From the age of 12, I grew up in the UK, and became indoctrinated to the metric system and many other noble values. If I was any good at school, I would have become an astronaut, or an inventor. I wasn’t, so I didn’t, if you catch my meaning. Instead, I had to imagine such things.
Now take this little kid and his love of technology, and imagine him in the UK – the birthplace of the industrial revolution. Men with flat caps, dirty overalls, and over-sized spanners slung over their shoulder. Ready to fix, fettle, make, or perform ingenious tricks to get the machinery working. Not to mention the many industrialists such as Brunel.
I was introduced to many heroes and heroines. Charles Babbage, the inventor of the analytic difference engine – also known as a mechanical computer.
Ada Lovelace, regarded as the first computer programmer. The original breakage of the glass ceiling? Not many women in engineering these days.
Even the modern electronic computer was first implemented in the UK in the 1940s by Alan Turing. All of these (and more) became great heroes and heroines of mine.
Nowadays, this would be Silicon Valley, Frederick Terman, Russell & Sigurd Varian, to name but a few. You thought I was going to mention the late comers like Larry Ellison or Steve Jobs.
Don’t despair, engineers are not total geeks, we also love the arts. There are other heroes of mine, such as Igor Stravinski, Frank Zappa, Jimmy Page, The Who, but that’s music. I can’t even whistle.
Despite being so dimly useless at school, I eventually graduated with a Bachelor of Engineering in Electronics and computer communications. This led me into a career in software development for consumer electronics, my focus was primarily digital TV – satellite, cable, IPTV. Yes, I helped to bring those hundreds of channels of trivial poop to your living room.
This also allowed me to travel the world.
OK, so that explains the engineering side. But what about the French slant?

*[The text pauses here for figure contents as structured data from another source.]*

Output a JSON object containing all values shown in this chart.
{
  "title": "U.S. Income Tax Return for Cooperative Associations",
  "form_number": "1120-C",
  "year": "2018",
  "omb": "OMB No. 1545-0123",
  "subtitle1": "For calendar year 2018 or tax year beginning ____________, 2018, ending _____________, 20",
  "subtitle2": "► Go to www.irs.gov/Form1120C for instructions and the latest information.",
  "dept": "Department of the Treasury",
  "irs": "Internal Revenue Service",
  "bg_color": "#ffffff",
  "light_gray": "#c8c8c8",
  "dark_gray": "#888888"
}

Good question. Should I not forget French creators? Gustave Eiffel, or Louis Le Prince (who incidentally preceded the Lumière Brothers).
The point I’m trying to make is to do with language.
In the English language, the word engineer, has it’s root in the word engine. I suppose because the Brits invented all kinds of engines.
In the French language, the word Ingénieur has its root in the word ingenuity (the ingenious one). I suppose because the engines of industry were already there, the French had to figure ingenious ways to use them?
So I am an engineer, but I do not invent engines. I am the ingenious one, who works with engines in new and novel ways. I have proved myself to be a ‘cunning artificer’, or person of unique ‘ingenuity’. Therefore, I like to identify myself with the French root phrase of ingenuity rather than the English root word of Engine.
Je Suis un Ingénieur, is my way of saying, ‘I am a creative one.’
I have left my lucrative career of engineering behind me in order to explore the creation of stories.